Italy, Spain invested big in North Africa
Italy and Spain have bet big on Libya, which holds Africa’s biggest proven reserves, even if its production is the continent’s third-biggest due to years of neglect. Their national energy giants, ENI and Repsol, stayed behind to keep their foot in the door even as US and British companies fled when sanctions were imposed on Libya following the 1988 bombing of a Pan Am jet over Lockerbie, Scotland.
As a result, both Italy and Spain were rewarded when Qaddafi signed his peace with the West after surrendering his nuclear weapons program in 2003. Both countries grew increasingly dependent on Libyan oil and investment there soared. Together, ENI and Repsol account for about a third of the oil output and most of the gas.
Italy, Libya’s former colonial power, is the most exposed by far. Aside from its disproportional dependence on Libyan oil imports, 13 percent of its gas also came from its Mediterranean neighbor in the first 10 months of 2010, according to the International Energy Agency (pdf).
“There are not many places where you can get perfect substitute for Libyan oil,” which is very high quality, says Mr. Franssen at the Washington, D.C.-based Center for Strategic and International Studies. “Europe is trying to diversify as much as it can, but the places they can diversify to are places they don’t want to turn to."
Under the leadership of Prime Minister Silvio Berlusconi, the Libyan-Italian bond, in energy and all fields, deepened in sectors from finance to soccer. Now, Mr. Berlusconi is being harshly criticized back home for his wrong bet.
In Spain’s case, Repsol didn’t significantly increase its exposure to Libya in recent years. But Libya is already Spain’s third-biggest oil supplier, behind Russia and Iran, illustrating how its diversification efforts backfired.
Austria’s OMV is in much worse shape, with 12 percent of its oil production coming from Libya, compared to less than 4 percent of Repsol, according to company reports. Other companies, like Total, BP, Royal Dutch Shell, Statoil, and Gazprom have smaller exposure to Libya.
Aside from supplying Italy, France, and Spain, Libya also provides 23 percent of Ireland’s oil imports, 21 percent of Austria’s, and 11 percent of Portugal’s, according to the January report from the International Energy Agency.
Many scenarios, few choices
Algeria is also a major European oil and gas supplier, and Morocco has a couple of gas pipelines transiting through its territory onto Spain. If Libya’s unrest subsides quickly and Algeria and Morocco are spared any more upheaval, then southern Europe will not be in as much of a rush to find alternatives.

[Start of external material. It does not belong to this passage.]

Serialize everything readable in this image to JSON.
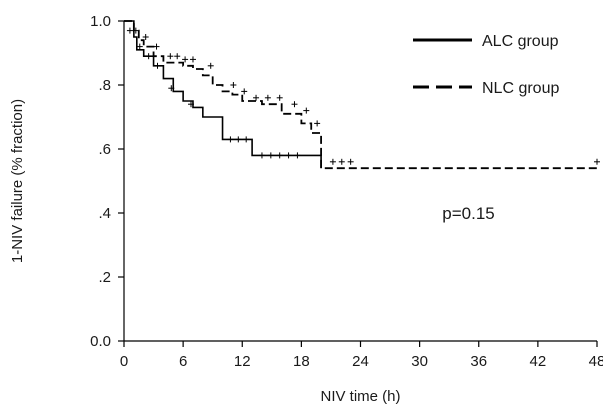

Whatever happens, countries will be less eager to put their money in the region.
“Bottom line is that this is the very definition of a security of supply, of an energy security issue,” says David Kirsch, a market analyst at Washington-based PFC Energy. “The main impact is when do conditions allow the return to normal conditions. It becomes a question of how scenarios play out. If it goes to civil war, of course you will delay any investment plans. Political environment is a critical factor. Companies will reassess and look elsewhere.”

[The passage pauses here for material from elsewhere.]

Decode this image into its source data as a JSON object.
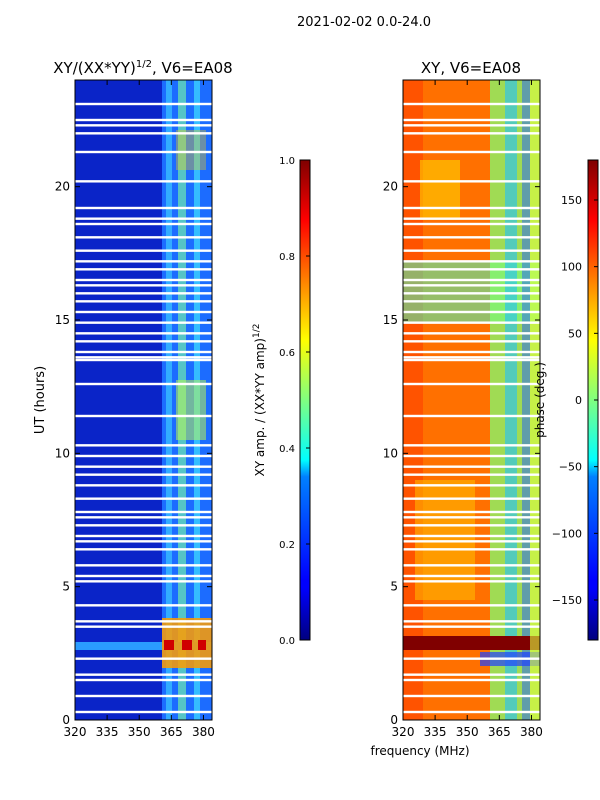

Alternatives are limited though, especially as demand increases in Asia and global surplus capacity decreases, even in Iran and Russia, where the political price is also an issue.
“They have options," says Mr. Takin at the Center for Global Energy Studies. "They’ll subsidize more shale gas exploration, invest more in renewable, research alternative transport options, look to Brazil or the Far East, increase efficiency and conservation, restrict fuel consumption, encourage biofuels.”